Casey Steven Ross and Brandon Reinert of the Triumph & Despair blog, the home of Star Wars RPG resources such as Rogue Events, Cause & Effect and the EotE Alphabet, and the DDE Adventures blog have produced their own game. What they call a structured competitive storytelling game. They’ve named it Crush the Rebellion (CtR).
Bow down to your God-Emperor!
The game is set in a dark space opera setting where the Human Empire rules countless galaxies. At the top there’s the immortal Emperor, a mythical and mysterious figure. He rules a significant portion of the universe, employing skilled, dedicated and fanatic agents to root out any spark of rebellion, any resistance, to hunt down and kill (or capture) any surviving Sorcerer-Lord. From where I sit, the setting seems to be a cross between Star Wars and Warhammer 40K.
In CtR every player takes on the role as an agent of The Emperor, one of which is Mission Leader. This player has a somewhat similar role to a GM in that he serves as a storyteller, delegates some tasks to the other players and creates the mission for the session, but he or she also makes his/her own agent with a secret (only to the Emperor, not fellow players) agenda, and will be replaced by another player if incapacitated during the mission or executed. Generating the mission for the session is done through drawing a card and then weave a narrative and story inspired by the information provided by the mission card.
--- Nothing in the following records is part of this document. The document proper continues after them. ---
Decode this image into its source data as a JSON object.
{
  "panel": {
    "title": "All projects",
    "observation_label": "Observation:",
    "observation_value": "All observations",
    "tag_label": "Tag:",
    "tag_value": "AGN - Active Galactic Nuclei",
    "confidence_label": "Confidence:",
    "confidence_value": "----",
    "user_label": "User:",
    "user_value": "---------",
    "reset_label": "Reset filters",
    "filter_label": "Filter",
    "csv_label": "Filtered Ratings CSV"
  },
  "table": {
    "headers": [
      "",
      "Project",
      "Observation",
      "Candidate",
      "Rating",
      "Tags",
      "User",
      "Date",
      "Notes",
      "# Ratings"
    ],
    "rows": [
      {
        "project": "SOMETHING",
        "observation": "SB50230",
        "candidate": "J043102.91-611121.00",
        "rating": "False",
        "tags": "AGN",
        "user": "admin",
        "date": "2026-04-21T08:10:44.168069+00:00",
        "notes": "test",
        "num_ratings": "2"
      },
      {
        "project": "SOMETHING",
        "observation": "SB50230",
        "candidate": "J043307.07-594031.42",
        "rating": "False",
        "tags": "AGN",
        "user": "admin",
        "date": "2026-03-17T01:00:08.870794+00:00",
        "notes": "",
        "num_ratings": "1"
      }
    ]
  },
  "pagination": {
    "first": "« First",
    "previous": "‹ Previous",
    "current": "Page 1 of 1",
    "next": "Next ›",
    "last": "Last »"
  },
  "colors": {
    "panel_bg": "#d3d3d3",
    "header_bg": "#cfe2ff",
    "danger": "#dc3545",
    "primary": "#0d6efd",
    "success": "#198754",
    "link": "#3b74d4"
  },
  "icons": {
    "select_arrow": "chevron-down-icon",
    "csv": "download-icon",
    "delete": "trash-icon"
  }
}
The game is played through a series of steps or Moves, that further the narrative and the creation of the fictional world. While the moves are simple enough and the process seems straight forward, it is here the game happens. It is during these moves the story is made, the fiction created and vying for position and the favour of The Emperor (or his death) happens. And there is not necessarily anything simple about any of that.
CtR definitely falls in the RPG genre, but is somewhat more free-form and lacks the normal structure of GM and players. The game can be played perhaps most easily as a one-shot, potentially as a dinner party type of game, but can also be tied together into a string of missions and a larger collaborative narrative, like more conventional roleplaying games. Any such campaign would of course be a collaborative effort, where every player would have their say in the events, plots and directions it can go. The game also differs from conventional RPGs in the competitive aspect: The game can be won and the characters only cooperate when/because they have to, they all have their secret agenda to complete to win the game.
The game is what you could call rules light. Rolls are made during the Moves, but the focus seems very much to be on the storytelling, the joint creation of a fiction that cannot be changed once it’s been pronounced, and established. In fact, the game has a list of principles for telling the story when playing CtR, one of which is: Abide by the fiction. The fiction is sacrosanct, this is a further emphasis from the preceding page: When a player describes something in the fictional world as the result of a Move or other activity, that description holds true and cannot be invalidated. As such the fiction or narrative is the superseding element or rule of the game.
Setting it up and playing the game seems easy enough, but I have not tried this myself yet. It is in the playing the challenge comes as I see it – and not in the game mechanics and rolling of dice. The game requires everyone to be involved, to be on top of things, interested and inspired to create, improvise, vie and betray. The game requires investment and skill in storytelling and thinking of things on the spot to further the plot, their agenda and so on. I believe this game can be rewarding to play, but also challenging, potentially creating (small or large) conflicts between players as well as characters, but mainly I think it can be fun as long as everyone is similarly invested.